Vi riporto un riassunto dell'articolo del giornalista Claudio Magris, che ho letto sul Corriere della sera di qualche giorno fa. Riguarda l'assuefazione della nostra società per le morti tragiche dei profughi che affrontano traversate del Mediterraneo in condizioni disumane, pur di trovare un luogo migliore, dove fuggire dalla disperazione provocata dalle condizioni drammatiche dei loro Paesi d'origine. Magris ci fa riflettere su quanto sia inquietante il fatto che la quotidianeità di queste tragedie, abbia sottratto loro la drammaticità che le caratterizza, a tal punto, da renderci quasi del tutto indifferenti di fronte ad esse cancellando qualsiasi traccia di un'eventuale reazione emotiva collettiva di fronte ad esse. Quando ho letto l'articolo, dentro di me, è avvenuto un forte contrasto di opinioni che, ad essere del tutto sincera, non sono ancora riuscita a risolvere. I quesiti che mi pongo sono i seguenti: l'indignazione verso questo senso d'indifferenza di fronte a questo tipo di tragedie, deriva da semplice ipocrisia o da un genuino senso di umanità? Quando la cronaca ci bombarda quotidianamente di determinati fatti, può essere normale che la nostra reazione ad essi si affievolisca sempre di più, ma è normale che ciò avvenga quando si tratta della morte di persone innocenti? Dove si trova la linea di confine fra l'indifferenza umana (quindi comprensibile umanamente e dignitosa) e quella disumana data dalla mancanza di sensibilità e umanità? Io non sono ancora riuscita a trovare una risposta soddisfacente.
Ma eccovi l'articolo:
"Su alcuni giornali, duecento morti o dispersi in mare come quelli dell'altro ieri, in una fuga dalla disperazione, non finiscono neppure più in prima pagina, scivolano in quelle seguenti fra le notizie certo rilevanti ma non eclatanti. Diventano quindi una cronaca consueta, cui si è fatto il callo. Questa assuefazione che conduce all'indifferenza è certo inquietante e accresce l'incolmabile distanza fra chi soffre o muore, in quell'attimo sempre solo, e gli altri. E' giusto ma è anche facile accusarci di questa insensibilità, che riguarda pure me stesso mentre sto scrivendo queste righe a tutti o quasi tutti coloro che eventualmente le leggeranno. Anche se, per sciagurate ipotesi, ogni giorno le cronache dovessero riportare notizie di soldati italiani caduti in Afghanistan, la reazione, dopo un certo tempo, si tingerebbe di stanca abitudine.

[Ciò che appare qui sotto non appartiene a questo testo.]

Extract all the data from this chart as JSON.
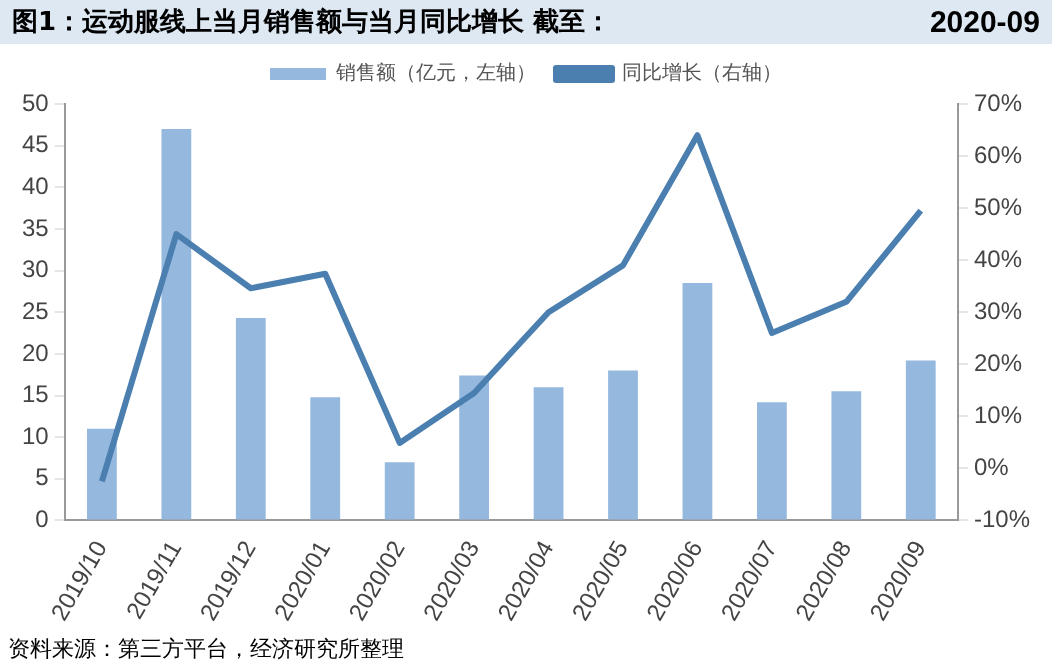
{
  "chart_data": {
    "type": "bar",
    "title": "图1：运动服线上当月销售额与当月同比增长  截至：",
    "subtitle": "2020-09",
    "categories": [
      "2019/10",
      "2019/11",
      "2019/12",
      "2020/01",
      "2020/02",
      "2020/03",
      "2020/04",
      "2020/05",
      "2020/06",
      "2020/07",
      "2020/08",
      "2020/09"
    ],
    "series": [
      {
        "name": "销售额（亿元，左轴）",
        "color": "#95b8de",
        "values": [
          11,
          47,
          24.3,
          14.8,
          7,
          17.4,
          16,
          18,
          28.5,
          14.2,
          15.5,
          19.2
        ]
      },
      {
        "name": "同比增长（右轴）",
        "type": "line",
        "axis": "y2",
        "color": "#4a7fb0",
        "values": [
          -2.5,
          45,
          34.6,
          37.4,
          4.9,
          14.5,
          30,
          39,
          64,
          26,
          32,
          49.5
        ]
      }
    ],
    "ylim": [
      0,
      50
    ],
    "yticks": [
      0,
      5,
      10,
      15,
      20,
      25,
      30,
      35,
      40,
      45,
      50
    ],
    "y2lim": [
      -10,
      70
    ],
    "y2ticks": [
      {
        "value": -10,
        "label": "-10%"
      },
      {
        "value": 0,
        "label": "0%"
      },
      {
        "value": 10,
        "label": "10%"
      },
      {
        "value": 20,
        "label": "20%"
      },
      {
        "value": 30,
        "label": "30%"
      },
      {
        "value": 40,
        "label": "40%"
      },
      {
        "value": 50,
        "label": "50%"
      },
      {
        "value": 60,
        "label": "60%"
      },
      {
        "value": 70,
        "label": "70%"
      }
    ],
    "grid": false,
    "legend": "top",
    "marker": "none",
    "annotations": [
      "资料来源：第三方平台，经济研究所整理"
    ]
  }
}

L'assuefazione (alla droga, alla guerra, alla violenza) è la regina del mondo. "Bisogna pur vivere (si dice in un romanzo di Bernanos) ed è questa la cosa più orribile". Il nostro sentimento, comprensibilmente, ci fa piangere per un amico che amiamo e non per uno sconosciuto, ma dobbiamo sapere (non astrattamente, ma realmente, con la comprensione di tutta la nostra persona) che uomini da noi mai visti e non concretamente amati sono altrettanto reali".
E c'è ancora qualcuno che si lamenta per problemi futili tipo un'unghia spezzata quando non capisce che alla luce di questi fatti tragici i nostri "problemi" non possono essere assolutamente ritenuti tali.Comunque si,esiste un enorme confine...ci si può sentir male leggendo o guardando servizi relativi a questi avvenimenti, o essere indifferenti e continuare le proprie vite come se si vivesse in una bolla di sapone,come se si pensasse che queste cose mai e poi mai potrebbero accadere.Ma purtroppo accadono,e anche molto vicino a noi, se si pensa per esempio al terremoto in Abruzzo.E allora la domanda è...cosa farebbero gli altri se noi stessi siamo protagonisti di queste vicende?Cosa potremo pensare noi dell'atteggiamento di indifferenza altrui in questo caso?Rabbia?Tristezza per essere abbandonati?Non si può sapere fin quando non accade,e ci si augura che non avvenga mai e poi mai.